Seong‑Jin Cho (piano)
Chamber Orchestra of Europe, Yannick Nézet‑Séguin (direction)


S.‑J. Cho, Y. Nézet‑Séguin (© Andrea Kremper)


Deux concerts en quelque sorte jumeaux, pour clore cette première édition du Festival « La Capitale d’Eté » de Baden‑Baden, une manifestation dont Yannick Nézet‑Séguin a déjà annoncé la reconduction l’an prochain, avec sans doute à nouveau de stimulants programmes combinant grand répertoire et raretés. Pour l’heure, c’est l’occasion de se faire une idée plus précise de deux talents : celui de l’encore tout jeune pianiste coréen Seong‑Jin Cho, 28 ans, et celui de la compositrice Louise Farrenc (1804‑1875), contemporaine quasiment exacte de George Sand, une personnalité certes redécouverte depuis quelques années déjà, mais qui n’avait jamais pu bénéficier jusqu’ici d’un tel coup de projecteur festivalier.

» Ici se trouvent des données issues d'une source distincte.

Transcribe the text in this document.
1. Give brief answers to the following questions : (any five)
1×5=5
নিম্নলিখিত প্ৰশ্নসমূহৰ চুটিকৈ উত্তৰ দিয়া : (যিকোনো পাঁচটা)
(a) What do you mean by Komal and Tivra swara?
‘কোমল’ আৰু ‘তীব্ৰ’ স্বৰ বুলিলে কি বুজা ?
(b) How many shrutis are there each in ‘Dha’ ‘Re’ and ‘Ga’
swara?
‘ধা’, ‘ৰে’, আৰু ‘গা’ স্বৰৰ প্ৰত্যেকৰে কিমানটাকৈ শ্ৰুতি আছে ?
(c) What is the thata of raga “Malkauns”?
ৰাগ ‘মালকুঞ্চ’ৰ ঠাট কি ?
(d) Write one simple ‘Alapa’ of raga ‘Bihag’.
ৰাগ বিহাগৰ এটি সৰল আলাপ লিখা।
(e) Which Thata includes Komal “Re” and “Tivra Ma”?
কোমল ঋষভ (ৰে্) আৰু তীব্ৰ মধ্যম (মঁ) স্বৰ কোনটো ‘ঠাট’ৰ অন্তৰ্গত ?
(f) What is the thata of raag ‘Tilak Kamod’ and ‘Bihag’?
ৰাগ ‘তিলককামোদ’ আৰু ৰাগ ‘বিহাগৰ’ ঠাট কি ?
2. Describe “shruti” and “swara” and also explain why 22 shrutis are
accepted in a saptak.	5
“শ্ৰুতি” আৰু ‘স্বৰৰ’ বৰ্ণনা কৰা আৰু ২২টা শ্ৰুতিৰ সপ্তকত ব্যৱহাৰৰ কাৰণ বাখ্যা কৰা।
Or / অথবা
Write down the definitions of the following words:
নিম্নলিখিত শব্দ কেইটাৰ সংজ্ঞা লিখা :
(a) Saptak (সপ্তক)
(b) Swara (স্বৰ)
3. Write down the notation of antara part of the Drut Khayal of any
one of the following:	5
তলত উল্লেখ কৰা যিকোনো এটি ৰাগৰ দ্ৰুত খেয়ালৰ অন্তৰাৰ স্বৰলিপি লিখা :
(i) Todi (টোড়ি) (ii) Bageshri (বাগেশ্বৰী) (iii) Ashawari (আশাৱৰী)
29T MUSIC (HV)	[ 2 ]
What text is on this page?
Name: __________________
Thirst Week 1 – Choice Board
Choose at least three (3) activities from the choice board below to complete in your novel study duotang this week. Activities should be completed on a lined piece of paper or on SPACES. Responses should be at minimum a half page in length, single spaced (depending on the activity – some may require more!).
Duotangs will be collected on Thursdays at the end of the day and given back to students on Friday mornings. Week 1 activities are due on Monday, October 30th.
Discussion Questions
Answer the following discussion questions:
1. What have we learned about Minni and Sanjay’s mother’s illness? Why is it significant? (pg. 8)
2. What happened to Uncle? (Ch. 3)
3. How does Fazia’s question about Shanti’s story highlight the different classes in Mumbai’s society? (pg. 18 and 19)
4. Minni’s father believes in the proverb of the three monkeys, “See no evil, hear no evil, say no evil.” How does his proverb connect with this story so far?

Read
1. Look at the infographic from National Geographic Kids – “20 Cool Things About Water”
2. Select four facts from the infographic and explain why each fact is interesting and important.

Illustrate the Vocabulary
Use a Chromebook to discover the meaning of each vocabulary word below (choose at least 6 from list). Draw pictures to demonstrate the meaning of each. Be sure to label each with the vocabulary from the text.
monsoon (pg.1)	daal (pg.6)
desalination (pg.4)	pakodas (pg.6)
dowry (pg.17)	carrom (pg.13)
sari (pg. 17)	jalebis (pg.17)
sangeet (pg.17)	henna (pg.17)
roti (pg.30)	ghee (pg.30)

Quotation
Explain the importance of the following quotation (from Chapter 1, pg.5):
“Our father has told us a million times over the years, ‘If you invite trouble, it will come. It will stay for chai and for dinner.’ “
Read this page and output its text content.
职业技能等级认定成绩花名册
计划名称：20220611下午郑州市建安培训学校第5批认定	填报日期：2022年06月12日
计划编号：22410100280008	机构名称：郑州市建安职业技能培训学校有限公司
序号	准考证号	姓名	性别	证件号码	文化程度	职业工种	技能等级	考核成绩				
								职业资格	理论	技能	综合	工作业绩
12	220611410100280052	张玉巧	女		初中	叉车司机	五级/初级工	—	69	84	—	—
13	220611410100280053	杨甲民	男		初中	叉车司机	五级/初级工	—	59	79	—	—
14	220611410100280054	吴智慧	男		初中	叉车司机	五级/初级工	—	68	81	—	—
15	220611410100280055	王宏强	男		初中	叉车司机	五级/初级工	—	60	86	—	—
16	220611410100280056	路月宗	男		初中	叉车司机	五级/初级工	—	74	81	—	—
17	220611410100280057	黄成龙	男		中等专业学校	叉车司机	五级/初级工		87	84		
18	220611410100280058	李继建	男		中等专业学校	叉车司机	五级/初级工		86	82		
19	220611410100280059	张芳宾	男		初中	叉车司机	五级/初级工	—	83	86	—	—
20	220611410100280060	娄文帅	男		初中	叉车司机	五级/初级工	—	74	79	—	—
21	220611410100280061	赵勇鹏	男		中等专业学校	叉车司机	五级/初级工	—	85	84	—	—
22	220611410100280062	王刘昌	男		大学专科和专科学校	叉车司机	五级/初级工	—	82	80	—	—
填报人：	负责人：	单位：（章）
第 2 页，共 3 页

Seong‑Jin Cho avait 21 ans lorsqu’il a remporté en 2015 le Concours Chopin de Varsovie, ce qui l’a propulsé immédiatement parmi les pianistes les plus demandés de l’époque, voire aujourd’hui d’une popularité dont nous n’avons en fait qu’une idée très incomplète. Dans sa Corée natale, qu’il n’habite plus, Seong‑Jin Cho est devenu une star d’une telle ampleur qu’il déclenche instantanément un raz de marée de billetterie à chacune de ses apparitions. Au point d’ailleurs que certains de ses compatriotes, présents en assez grand nombre pour ces deux concerts au Festspielhaus de Baden‑Baden, ont fait exprès le voyage pour l’écouter, dans des conditions d’accessibilité paradoxalement plus faciles que dans leur propre pays. Sur scène on découvre un jeune homme d’apparence frêle et réservée, qui caresse furtivement le clavier du haut en bas avant de commencer à jouer, comme un geste conjuratoire. Les deux Concertos pour piano de Brahms sont pour lui un territoire encore tout nouveau, et sauf erreur Seong‑Jin Cho joue même ici l’un des deux pour la première fois en public. Inattaquables sur le plan du respect du texte (un quasi‑sans‑faute digital), il s’agit effectivement d’interprétations à laisser encore longuement mûrir. Pour l’instant, tout est déjà bien en place (ce qui, au vu des exigences techniques redoutables de ces deux partitions, n’est vraiment pas rien), mais la lecture reste en surface, en particulier dans les mouvements lents. Et puis il faudrait vraiment que Seong‑Jin Cho, capable à la demande d’un jeu parfaitement nuancé, arrête de faire claquer à ce point ses fortissimi, au point d’ailleurs, le premier soir, d’en casser le mécanisme de l’une des touches du piano et d’en désaccorder complètement le milieu, en terminant sur une quasi‑guimbarde. Certes, on exagère, mais pas tant que ça : le bis, « Fleurs solitaires », extrait des Scènes de la forêt de Schumann, cantonné en toute simplicité dans la partie centrale de l’instrument, précisément celle qui a le plus souffert, zingue et grince à tel point qu’il aurait sans doute mieux valu, dans l’instant, opter pour autre chose. Le second soir, le Steinway résiste mieux et Seong‑Jin Cho paraît davantage en phase avec le romantisme plus posé du Second Concerto qu’avec les foucades du Premier, mais dans les deux cas, ce piano trop souvent bruyant nous fatigue relativement, a fortiori sur des durées par deux fois très longues.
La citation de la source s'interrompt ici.